Guide · Personal Finance
Private School Fees: Planning for VAT and Rising Costs
Fee inflation compounds quietly over a school career, and VAT has made the bill bigger still. Here's how to project the real cost and plan ahead for it.
Why a Single Year's Fee Understates the Cost
It's tempting to multiply today's annual fee by the number of years left and call it done. But fees almost always rise faster than general prices, and that increase compounds — a fee rising 5% a year is roughly 63% higher in 10 years' time, not 50%.
On top of that, UK private school fees now carry 20% VAT, a cost that didn't exist before January 2025 and that applies to the inflated fee, not today's fee.
A Worked Example
Take a fee of £18,000 a year today, with 10 years of schooling remaining, 5% annual fee inflation, and 20% VAT. By the final year, the annual fee (with VAT) has grown substantially — and the total bill across all 10 years is far higher than simply multiplying today's fee by 10.
| Metric | Value |
|---|---|
| Fee today (excl. VAT) | £18,000 |
| Final-year fee (incl. VAT) | £35,184 |
| Total cost over 10 years | £285,267 |
Closing the Gap
Compare the projected total cost to what your existing savings are likely to grow to over the same period. The difference — the shortfall — can then be converted into a monthly saving target, using your expected investment return, so you know exactly how much to set aside each month rather than guessing.

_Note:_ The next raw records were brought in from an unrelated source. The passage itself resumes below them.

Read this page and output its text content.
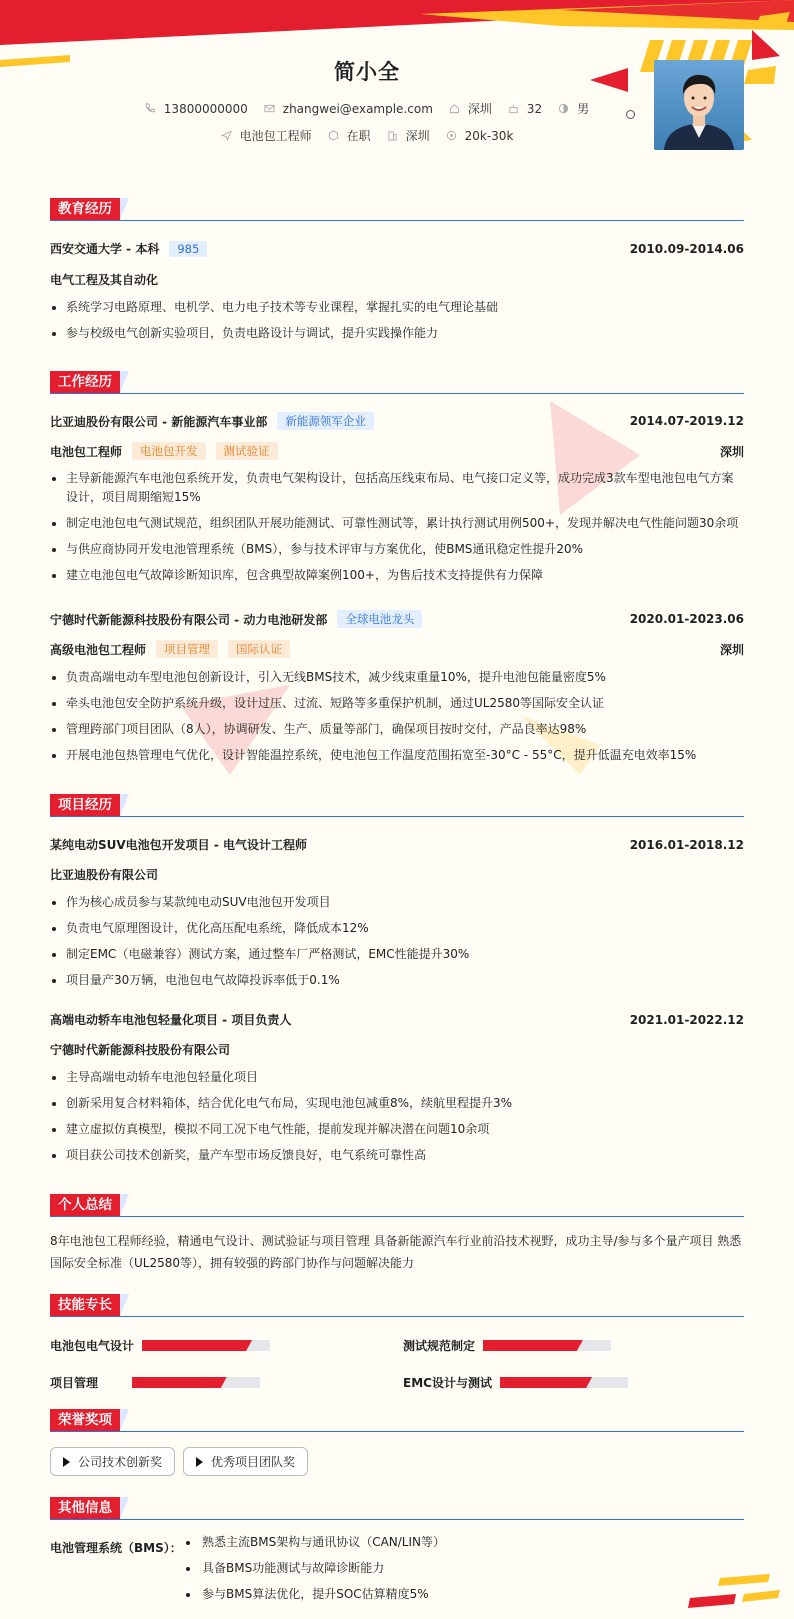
简小全
13800000000	zhangwei@example.com	深圳	32	男
电池包工程师	在职	深圳	20k-30k
教育经历
西安交通大学 - 本科	985	2010.09-2014.06
电气工程及其自动化
系统学习电路原理、电机学、电力电子技术等专业课程，掌握扎实的电气理论基础
参与校级电气创新实验项目，负责电路设计与调试，提升实践操作能力
工作经历
比亚迪股份有限公司 - 新能源汽车事业部	新能源领军企业	2014.07-2019.12
电池包工程师	电池包开发	测试验证	深圳
主导新能源汽车电池包系统开发，负责电气架构设计，包括高压线束布局、电气接口定义等，成功完成3款车型电池包电气方案设计，项目周期缩短15%
制定电池包电气测试规范，组织团队开展功能测试、可靠性测试等，累计执行测试用例500+，发现并解决电气性能问题30余项
与供应商协同开发电池管理系统（BMS），参与技术评审与方案优化，使BMS通讯稳定性提升20%
建立电池包电气故障诊断知识库，包含典型故障案例100+，为售后技术支持提供有力保障
宁德时代新能源科技股份有限公司 - 动力电池研发部	全球电池龙头	2020.01-2023.06
高级电池包工程师	项目管理	国际认证	深圳
负责高端电动车型电池包创新设计，引入无线BMS技术，减少线束重量10%，提升电池包能量密度5%
牵头电池包安全防护系统升级，设计过压、过流、短路等多重保护机制，通过UL2580等国际安全认证
管理跨部门项目团队（8人），协调研发、生产、质量等部门，确保项目按时交付，产品良率达98%
开展电池包热管理电气优化，设计智能温控系统，使电池包工作温度范围拓宽至-30°C - 55°C，提升低温充电效率15%
项目经历
某纯电动SUV电池包开发项目 - 电气设计工程师	2016.01-2018.12
比亚迪股份有限公司
作为核心成员参与某款纯电动SUV电池包开发项目
负责电气原理图设计，优化高压配电系统，降低成本12%
制定EMC（电磁兼容）测试方案，通过整车厂严格测试，EMC性能提升30%
项目量产30万辆，电池包电气故障投诉率低于0.1%
高端电动轿车电池包轻量化项目 - 项目负责人	2021.01-2022.12
宁德时代新能源科技股份有限公司
主导高端电动轿车电池包轻量化项目
创新采用复合材料箱体，结合优化电气布局，实现电池包减重8%，续航里程提升3%
建立虚拟仿真模型，模拟不同工况下电气性能，提前发现并解决潜在问题10余项
项目获公司技术创新奖，量产车型市场反馈良好，电气系统可靠性高
个人总结
8年电池包工程师经验，精通电气设计、测试验证与项目管理 具备新能源汽车行业前沿技术视野，成功主导/参与多个量产项目 熟悉国际安全标准（UL2580等），拥有较强的跨部门协作与问题解决能力
技能专长
电池包电气设计	测试规范制定
项目管理	EMC设计与测试
荣誉奖项
公司技术创新奖	优秀项目团队奖
其他信息
电池管理系统（BMS）：	熟悉主流BMS架构与通讯协议（CAN/LIN等）
具备BMS功能测试与故障诊断能力
参与BMS算法优化，提升SOC估算精度5%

Frequently asked questions
Why do private school fees include VAT now?
From 1 January 2025, the UK government removed the VAT exemption for private school fees, meaning most schools now charge 20% VAT on top. Many schools have absorbed some of this themselves, but most have passed at least part of it on to parents.
How much do fees typically rise each year?
Independent school fees have historically risen faster than general inflation — often 4–6% a year — driven by staff salaries, pensions, and facilities investment. Check your specific school's recent fee history rather than relying on a generic average.
Is it better to save in cash or invest for school fees?
With many years until fees are due, investing can help savings keep pace with fee inflation. As fees become due within a year or two, many parents shift that portion into cash to avoid the risk of needing to sell investments during a downturn.
Should I plan per child or for the whole family?
Both matter: total household cost determines affordability, but per-child annual cost helps you compare options (day school vs boarding, or switching schools) on a like-for-like basis.